To gather information on anticoagulant effects after the termination of long-term therapy with idraparinux.

Methods

The anticoagulant effects of idraparinux, a synthetic polymethylated analogue of its pentasaccharide, were analysed in 23 patients after termination of a 6- or 12-month therapy period for the prevention of recurrent venous thromboembolism (VTE). Plasma samples of patients initially randomized to 2.5 mg idraparinux (normal creatinine clearance) or 1.5 mg idraparinux (creatinine clearance <30 ml/min) were investigated in the van Gogh trials. At 3-month intervals for up to 15 months following the termination of the therapy, the factor Xa-specific S2222 chromogenic substrate (aXa) assay and Heptest were used to determine various pharmacokinetic parameters and prothrombin-induced clotting time (PiCT), activated partial thromboplastin time (aPTT) and prothrombin time (PT) were determined.

Results

Based on the aXa assay and Heptest, the half lives (t1/2) were 60.2 days and 107.7 days (p < 0.0001), maximum drug concentrations (Cmax) were 0.30 and 0.39 μg/l (p = 0.0016), areas under the activity time curve (AUC) were 33.7 and 38.0 μg/l per day (p = 0.0002), plasma clearances were 0.09 and 0.06 ml/min (p < 0.0001), mean residence times (MRT) were 75.4 and 121.9 (p < 0.0001) and volumes of distribution (Vdiss) were 7.4 and 8.6 l (p = 0.1336), respectively.
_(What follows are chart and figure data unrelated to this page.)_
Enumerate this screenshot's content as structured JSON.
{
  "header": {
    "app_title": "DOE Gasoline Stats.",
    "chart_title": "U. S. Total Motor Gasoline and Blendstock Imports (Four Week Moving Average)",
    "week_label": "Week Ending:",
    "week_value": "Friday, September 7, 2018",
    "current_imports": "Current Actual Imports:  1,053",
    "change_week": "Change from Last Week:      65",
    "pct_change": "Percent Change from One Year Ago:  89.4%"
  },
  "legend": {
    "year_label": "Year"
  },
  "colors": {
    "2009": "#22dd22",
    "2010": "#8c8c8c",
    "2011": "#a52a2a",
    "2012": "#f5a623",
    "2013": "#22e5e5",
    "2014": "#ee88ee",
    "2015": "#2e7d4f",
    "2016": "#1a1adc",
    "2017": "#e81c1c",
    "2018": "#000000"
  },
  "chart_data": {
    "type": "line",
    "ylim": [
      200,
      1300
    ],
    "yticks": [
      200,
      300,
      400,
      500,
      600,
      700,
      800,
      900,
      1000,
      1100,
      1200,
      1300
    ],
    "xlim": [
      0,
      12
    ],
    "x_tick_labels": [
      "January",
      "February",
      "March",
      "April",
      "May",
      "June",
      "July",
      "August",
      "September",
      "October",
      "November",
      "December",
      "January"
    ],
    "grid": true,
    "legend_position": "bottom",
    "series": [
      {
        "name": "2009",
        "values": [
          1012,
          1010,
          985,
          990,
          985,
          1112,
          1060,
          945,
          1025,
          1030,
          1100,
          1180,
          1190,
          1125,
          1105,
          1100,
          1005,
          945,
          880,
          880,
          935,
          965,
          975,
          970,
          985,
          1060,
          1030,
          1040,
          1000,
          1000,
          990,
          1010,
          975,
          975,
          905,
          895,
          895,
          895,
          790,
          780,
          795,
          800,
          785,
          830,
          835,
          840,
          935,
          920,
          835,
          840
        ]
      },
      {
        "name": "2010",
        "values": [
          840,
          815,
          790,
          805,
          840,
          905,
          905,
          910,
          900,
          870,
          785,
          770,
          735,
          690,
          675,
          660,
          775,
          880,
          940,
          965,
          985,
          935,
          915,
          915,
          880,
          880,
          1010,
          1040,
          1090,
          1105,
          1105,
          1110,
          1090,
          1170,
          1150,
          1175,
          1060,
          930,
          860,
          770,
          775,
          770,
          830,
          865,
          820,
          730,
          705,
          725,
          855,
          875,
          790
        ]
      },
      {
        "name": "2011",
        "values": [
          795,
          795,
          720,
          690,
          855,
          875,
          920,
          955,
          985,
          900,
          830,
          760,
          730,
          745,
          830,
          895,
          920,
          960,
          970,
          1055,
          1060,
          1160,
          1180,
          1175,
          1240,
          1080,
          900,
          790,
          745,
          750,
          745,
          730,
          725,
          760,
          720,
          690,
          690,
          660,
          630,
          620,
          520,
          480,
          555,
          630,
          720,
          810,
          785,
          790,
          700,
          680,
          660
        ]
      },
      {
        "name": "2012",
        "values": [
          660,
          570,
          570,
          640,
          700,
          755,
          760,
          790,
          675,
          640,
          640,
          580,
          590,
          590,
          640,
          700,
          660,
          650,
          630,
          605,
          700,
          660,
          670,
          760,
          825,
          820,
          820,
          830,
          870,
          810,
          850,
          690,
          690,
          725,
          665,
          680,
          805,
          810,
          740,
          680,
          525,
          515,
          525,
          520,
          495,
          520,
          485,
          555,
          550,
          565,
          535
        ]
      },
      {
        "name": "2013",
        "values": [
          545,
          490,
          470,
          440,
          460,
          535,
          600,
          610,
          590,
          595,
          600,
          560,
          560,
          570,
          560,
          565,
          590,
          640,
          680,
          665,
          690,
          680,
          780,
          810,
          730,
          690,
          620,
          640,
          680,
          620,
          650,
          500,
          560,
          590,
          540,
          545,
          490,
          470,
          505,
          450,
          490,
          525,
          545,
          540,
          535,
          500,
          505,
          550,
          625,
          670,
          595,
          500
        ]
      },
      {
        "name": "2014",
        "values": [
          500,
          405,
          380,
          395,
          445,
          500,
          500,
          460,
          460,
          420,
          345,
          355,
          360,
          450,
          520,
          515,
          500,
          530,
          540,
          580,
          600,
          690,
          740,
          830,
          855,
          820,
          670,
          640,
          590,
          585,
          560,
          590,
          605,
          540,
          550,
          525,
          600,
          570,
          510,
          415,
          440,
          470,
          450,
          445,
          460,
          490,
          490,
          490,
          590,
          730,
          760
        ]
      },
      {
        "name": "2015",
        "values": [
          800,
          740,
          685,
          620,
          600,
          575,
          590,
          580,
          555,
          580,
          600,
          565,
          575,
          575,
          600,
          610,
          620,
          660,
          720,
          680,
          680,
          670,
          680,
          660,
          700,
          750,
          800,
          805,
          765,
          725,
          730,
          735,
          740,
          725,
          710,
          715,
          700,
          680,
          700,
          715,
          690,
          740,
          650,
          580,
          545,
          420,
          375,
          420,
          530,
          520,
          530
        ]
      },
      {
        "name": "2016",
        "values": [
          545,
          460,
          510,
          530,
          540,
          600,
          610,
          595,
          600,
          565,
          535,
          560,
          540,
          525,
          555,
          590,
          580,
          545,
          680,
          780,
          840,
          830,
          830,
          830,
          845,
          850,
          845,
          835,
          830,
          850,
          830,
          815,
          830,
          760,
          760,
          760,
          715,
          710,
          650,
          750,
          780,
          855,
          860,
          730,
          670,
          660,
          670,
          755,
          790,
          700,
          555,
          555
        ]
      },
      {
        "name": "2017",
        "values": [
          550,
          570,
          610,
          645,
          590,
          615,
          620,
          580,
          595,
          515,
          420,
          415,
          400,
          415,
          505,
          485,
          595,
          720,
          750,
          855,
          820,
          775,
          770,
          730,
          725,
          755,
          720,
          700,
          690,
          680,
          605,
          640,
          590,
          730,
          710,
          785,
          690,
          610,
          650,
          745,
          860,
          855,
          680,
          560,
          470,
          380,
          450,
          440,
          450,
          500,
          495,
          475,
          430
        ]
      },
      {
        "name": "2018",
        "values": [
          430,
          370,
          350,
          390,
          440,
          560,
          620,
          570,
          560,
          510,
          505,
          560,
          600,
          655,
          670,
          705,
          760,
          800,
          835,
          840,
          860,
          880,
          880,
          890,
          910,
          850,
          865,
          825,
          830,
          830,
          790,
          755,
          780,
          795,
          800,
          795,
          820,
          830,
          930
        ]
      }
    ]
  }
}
After 12 months of treatment (n = 18), the S2222 and Heptest results showed significantly higher Cmax and AUC, lower Vdiss and clearance and unchanged t1/2 and MRT values compared to 6 months of treatment (n = 5). The PiCT was prolonged for a period of 9 months. Coagulation times of aPTT and PT were not influenced. The results of these parameters did not differ between 12 and 6 months of treatment.

Conclusion

The data support reports on a non-ionic binding of idraparinux to antithrombin and other proteins. We suggest that these findings may explain some of the findings of the van Gogh Extension trial.